AL: The challenges in the work at the intersection of faith and giving can be significant. It can at times be difficult to talk about philanthropy and giving, generosity and gratitude, vision and impact – when the messages that are affirmed in mainstream media and the world around us, often do not affirm the value of African American lives. The racial wealth gap, a myriad of diverse social justice priorities, the inability to talk about money and death, and the changing religious landscape offer opportunities to rethink how we understand, recognize and celebrate the power of giving back.
LI: What led you to the work you’re currently engaged in?

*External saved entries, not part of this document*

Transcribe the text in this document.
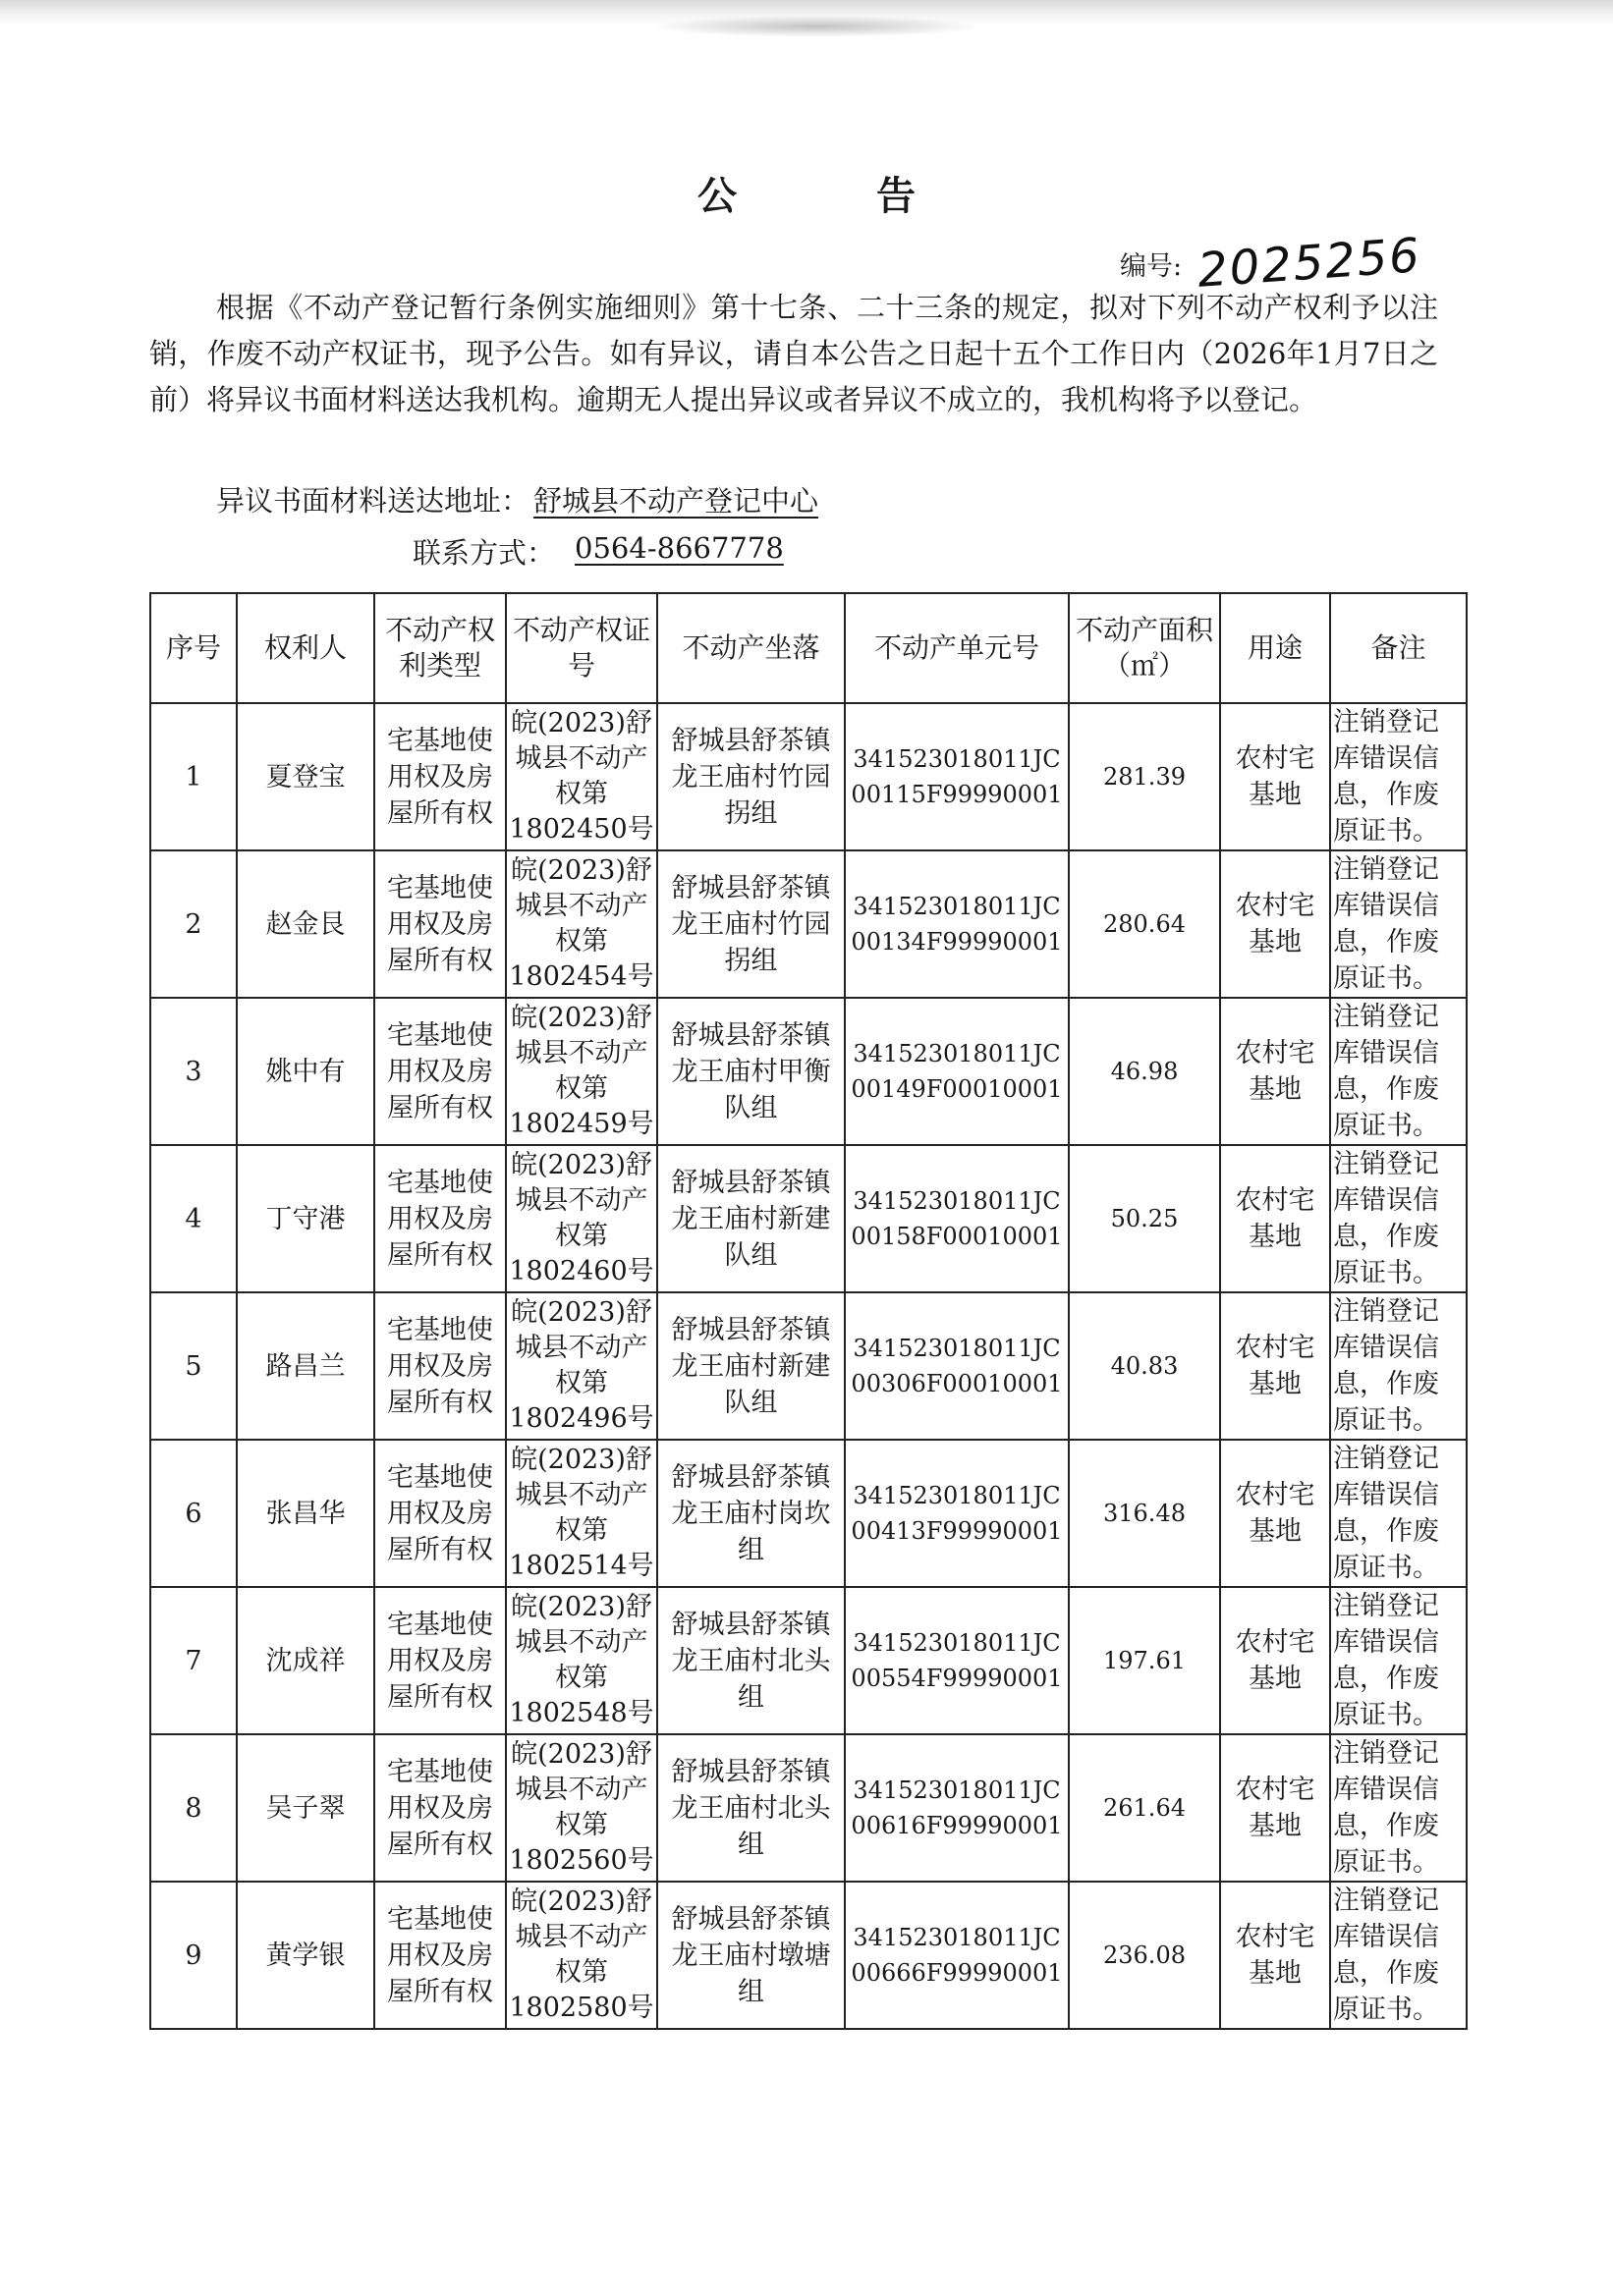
公 告
编号: 2025256

根据《不动产登记暂行条例实施细则》第十七条、二十三条的规定，拟对下列不动产权利予以注销，作废不动产权证书，现予公告。如有异议，请自本公告之日起十五个工作日内（2026年1月7日之前）将异议书面材料送达我机构。逾期无人提出异议或者异议不成立的，我机构将予以登记。

异议书面材料送达地址： 舒城县不动产登记中心
联系方式： 0564-8667778
序号	权利人	不动产权利类型	不动产权证号	不动产坐落	不动产单元号	不动产面积（㎡）	用途	备注
1	夏登宝	宅基地使用权及房屋所有权	皖(2023)舒城县不动产权第1802450号	舒城县舒茶镇龙王庙村竹园拐组	341523018011JC00115F99990001	281.39	农村宅基地	注销登记库错误信息，作废原证书。
2	赵金艮	宅基地使用权及房屋所有权	皖(2023)舒城县不动产权第1802454号	舒城县舒茶镇龙王庙村竹园拐组	341523018011JC00134F99990001	280.64	农村宅基地	注销登记库错误信息，作废原证书。
3	姚中有	宅基地使用权及房屋所有权	皖(2023)舒城县不动产权第1802459号	舒城县舒茶镇龙王庙村甲衡队组	341523018011JC00149F00010001	46.98	农村宅基地	注销登记库错误信息，作废原证书。
4	丁守港	宅基地使用权及房屋所有权	皖(2023)舒城县不动产权第1802460号	舒城县舒茶镇龙王庙村新建队组	341523018011JC00158F00010001	50.25	农村宅基地	注销登记库错误信息，作废原证书。
5	路昌兰	宅基地使用权及房屋所有权	皖(2023)舒城县不动产权第1802496号	舒城县舒茶镇龙王庙村新建队组	341523018011JC00306F00010001	40.83	农村宅基地	注销登记库错误信息，作废原证书。
6	张昌华	宅基地使用权及房屋所有权	皖(2023)舒城县不动产权第1802514号	舒城县舒茶镇龙王庙村岗坎组	341523018011JC00413F99990001	316.48	农村宅基地	注销登记库错误信息，作废原证书。
7	沈成祥	宅基地使用权及房屋所有权	皖(2023)舒城县不动产权第1802548号	舒城县舒茶镇龙王庙村北头组	341523018011JC00554F99990001	197.61	农村宅基地	注销登记库错误信息，作废原证书。
8	吴子翠	宅基地使用权及房屋所有权	皖(2023)舒城县不动产权第1802560号	舒城县舒茶镇龙王庙村北头组	341523018011JC00616F99990001	261.64	农村宅基地	注销登记库错误信息，作废原证书。
9	黄学银	宅基地使用权及房屋所有权	皖(2023)舒城县不动产权第1802580号	舒城县舒茶镇龙王庙村墩塘组	341523018011JC00666F99990001	236.08	农村宅基地	注销登记库错误信息，作废原证书。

BB: My work is an attempt to “live into my name.” In Old English, “Brad” means “broad meadow.” Thus, my life’s purpose is to create broad spaces where people from diverse backgrounds with divergent beliefs can peacefully probe their differences and celebrate their similarities for the sake of a better world.

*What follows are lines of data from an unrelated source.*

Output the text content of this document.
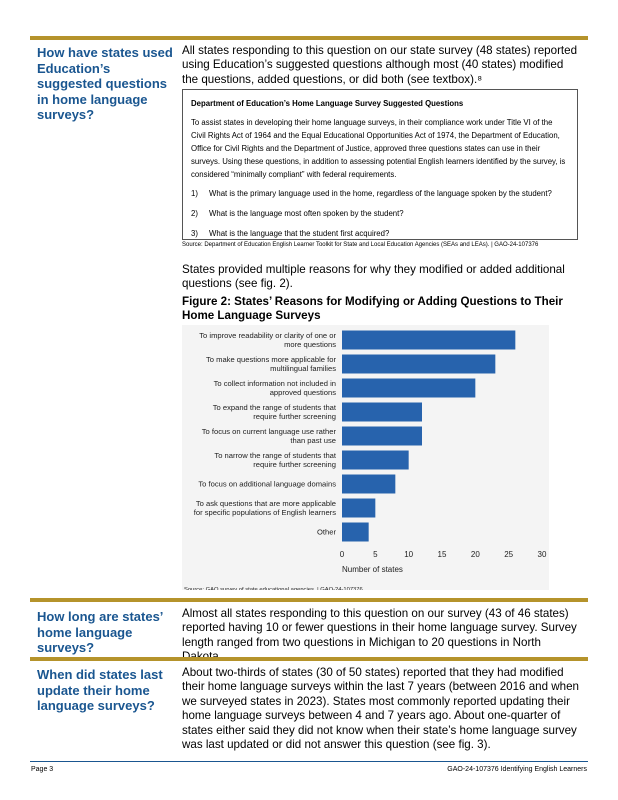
How have states used Education’s suggested questions in home language surveys?
All states responding to this question on our state survey (48 states) reported using Education’s suggested questions although most (40 states) modified the questions, added questions, or did both (see textbox).⁸
Department of Education’s Home Language Survey Suggested Questions
To assist states in developing their home language surveys, in their compliance work under Title VI of the Civil Rights Act of 1964 and the Equal Educational Opportunities Act of 1974, the Department of Education, Office for Civil Rights and the Department of Justice, approved three questions states can use in their surveys. Using these questions, in addition to assessing potential English learners identified by the survey, is considered “minimally compliant” with federal requirements.
1)	What is the primary language used in the home, regardless of the language spoken by the student?
2)	What is the language most often spoken by the student?
3)	What is the language that the student first acquired?
Source: Department of Education English Learner Toolkit for State and Local Education Agencies (SEAs and LEAs). | GAO-24-107376
States provided multiple reasons for why they modified or added additional questions (see fig. 2).
Figure 2: States’ Reasons for Modifying or Adding Questions to Their Home Language Surveys
To improve readability or clarity of one or more questions
To make questions more applicable for multilingual families
To collect information not included in approved questions
To expand the range of students that require further screening
To focus on current language use rather than past use
To narrow the range of students that require further screening
To focus on additional language domains
To ask questions that are more applicable for specific populations of English learners
Other
0	5	10	15	20	25	30
Number of states
Source: GAO survey of state educational agencies. | GAO-24-107376
How long are states’ home language surveys?
Almost all states responding to this question on our survey (43 of 46 states) reported having 10 or fewer questions in their home language survey. Survey length ranged from two questions in Michigan to 20 questions in North
When did states last update their home language surveys?
About two-thirds of states (30 of 50 states) reported that they had modified their home language surveys within the last 7 years (between 2016 and when we surveyed states in 2023). States most commonly reported updating their home language surveys between 4 and 7 years ago. About one-quarter of states either said they did not know when their state’s home language survey was last updated or did not answer this question (see fig. 3).
Page 3	GAO-24-107376 Identifying English Learners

As the Director of the Smithsonian’s Center for the Study of African American Religious Life, I archive and interpret the historical and evolving religious legacy of African Americans. The intertwining of religion and race is a notable feature of African American experience, scholarly production, and social activism. Equipping scholars, religious practitioners, and the broader public with a sophisticated understanding of this intertwining and its impact on the ongoing struggle for African American equality is a contribution toward a more enlightened and compassionate world.
I also am the Founding Senior Pastor of The Open Church of Maryland, a courageous fellowship where people endeavor to love and serve God apart from the divisive dogmas that can make religion so dangerous. The Open Church supports LGBTQ equality and participates regularly in interfaith initiatives including Bahá'í, Buddhist, Christian, Jewish, Muslim, and Religiously Unaffiliated communities. This experiment in radical religious openness is made possible by the grassroots generosity of approximately 100 persons who have raised more than $1.5 million to support the congregation’s commitment to diversity, inclusion, and equity.

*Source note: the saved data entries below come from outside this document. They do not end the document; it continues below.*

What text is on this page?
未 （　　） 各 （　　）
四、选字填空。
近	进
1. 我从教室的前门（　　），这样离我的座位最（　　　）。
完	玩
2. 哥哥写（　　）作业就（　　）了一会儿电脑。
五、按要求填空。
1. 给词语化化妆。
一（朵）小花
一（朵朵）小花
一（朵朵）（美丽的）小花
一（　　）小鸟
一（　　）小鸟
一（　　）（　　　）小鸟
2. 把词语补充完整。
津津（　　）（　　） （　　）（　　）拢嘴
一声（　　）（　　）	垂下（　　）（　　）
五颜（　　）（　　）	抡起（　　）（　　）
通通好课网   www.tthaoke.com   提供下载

AL: God has an amazing sense of humor. After years of working in non-profit management, organizational leadership and capacity building, I began to recognize the growing disconnect between my interests, my secular work and my faith-based projects. The over reliance on grant funding and non-diverse resource streams, however, became a consistent theme in all of my work. Ultimately, I decided that living my best life would mean all of the areas of my work and my interests, would align with my faith.
My broader commitment to the intersection of faith and giving came early in my career, when a philanthropist from my hometown asked if I had ever considered coming back to Toledo, Ohio to work. An exploratory conversation about the potential of serving in my community after graduating from Purdue, led to the first reflection I remember regarding honoring the people who had been the true supporters, anchors and investors in my education. Relative to serving as the Philanthropic Strategist for the PhD Program in African American Preaching and Sacred Rhetoric, the engagement came just over 2 years after serving in Seminary Advancement for CTS. The energy, excitement and vision for the PhD Program led me to ask thoughtful questions about sustainability, the power of black philanthropy and long-term financial support. Once a part of my development portfolio, the leadership team started to dream differently about what might be possible if we worked to cast the vision of no life altering debt, while honoring those who care most deeply about the impact of black preaching.